波乱万丈☆
朝8時45分。
加藤課長はオフィスのドアを押し開ける。今日も部下たちの出勤状況を確認するのが日課だ。
(皆、まだ眠そうだな…)
威厳を保つため、視線は鋭く、背筋はピンと伸びている。
尾(※想像)はわずかに揺れるが、それもまた自然だ。
部下の佐伯が書類を整理している。
加藤課長(心の声:手際は悪くない。だが目線はどこを見ている…?)
ちらっと見られても、課長は何も感じない。

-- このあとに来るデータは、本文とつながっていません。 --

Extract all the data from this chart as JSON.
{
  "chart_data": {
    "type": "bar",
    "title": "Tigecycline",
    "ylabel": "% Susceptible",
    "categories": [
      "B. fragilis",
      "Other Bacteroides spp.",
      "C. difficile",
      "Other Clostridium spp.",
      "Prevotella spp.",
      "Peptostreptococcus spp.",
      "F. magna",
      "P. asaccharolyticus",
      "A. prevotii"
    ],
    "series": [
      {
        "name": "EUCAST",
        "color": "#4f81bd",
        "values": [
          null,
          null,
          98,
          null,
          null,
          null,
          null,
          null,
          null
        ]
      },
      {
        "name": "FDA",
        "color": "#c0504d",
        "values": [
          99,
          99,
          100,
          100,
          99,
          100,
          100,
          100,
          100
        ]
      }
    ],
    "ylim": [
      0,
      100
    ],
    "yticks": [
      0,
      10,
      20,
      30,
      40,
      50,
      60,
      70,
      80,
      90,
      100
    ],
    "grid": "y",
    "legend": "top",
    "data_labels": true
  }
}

あくまで仕事に集中しているだけだ。
山根がコーヒーを淹れる香りが漂う。
加藤課長(心の声:香りの調整は悪くない。業務に支障はない)
可愛いなんて思う余地は皆無。すべては効率的判断だ。
朝のプリンタ前。
加藤課長は資料をコピーしようとするが、紙詰まりが発生。
無言で直す手さばきは、しなやかで猫のように敏捷。
部下A(心の声:課長、ちょっと猫っぽい…!)
加藤課長は気づかない。あくまで作業効率のための動きだ。
午前の会議。
資料を前に前足をちょいっと動かす。
人間から見れば可愛い動きだろうが、課長にとっては業務の一部。
心の中は仕事の進行と部下の理解度のみ。
部下たちは息を呑み、心の中で叫ぶ。
(可愛い…威厳もある…反則…!)
加藤課長は気づかず、淡々と説明を続ける。
昼休み。
誰かのポテチ袋の匂いが漂う。
加藤課長(心の声:…誘惑か。しかし午後の会議に集中せねば)
一瞬目を細めるが、すぐ仕事に戻る。
部下C(心の声:やばい、課長微妙に可愛い…!)
加藤課長は無自覚。あくまで集中しているだけだ。
昼礼中。
ペンが転がり、課長の前に。
無意識に前足でキャッチ。
部下D(心の声:なんでそんな猫っぽく…!!)
加藤課長「注意一秒、怪我一生だ」
威厳を保ちつつ、可愛さは部下だけが感じる現象。
午後の外回り。
新人・田中あかりが同行する。
歩き方は猫のようにしなやかで、背筋はまっすぐ。
あかり(心の声:課長…完璧で猫っぽくて尊い…!)
加藤課長は気づかない。
ただ、顧客対応を完璧に行うことしか頭にない。
顧客先で書類を落としそうになったあかり。
加藤課長は素早くキャッチ。
あかり(心の声:可愛い…でも威厳も…尊い…!)
課長の目は常に仕事モード。可愛さの自覚はゼロ。
帰社後。
フロアで書類整理。
前足(※想像)をちょいっと動かす仕草も自然だ。
部下たちはその動きに心の中で悶絶。
加藤課長(心の声:明日も部下がしっかり働けるように…)
可愛さなど微塵も考えていない。
退社前。
フロアを一周し、全員の進捗をチェック。
(今日も全員よくやった…うむ)
胸を張り、オフィスを後にする。
部下たちはほのかに笑いながら、心の中で加藤課長を尊敬しつつ萌えている。
――威厳とギリギリ可愛さの加藤課長。
今日も職場は平和で、部下たちの心はほっこりと満たされたままだ。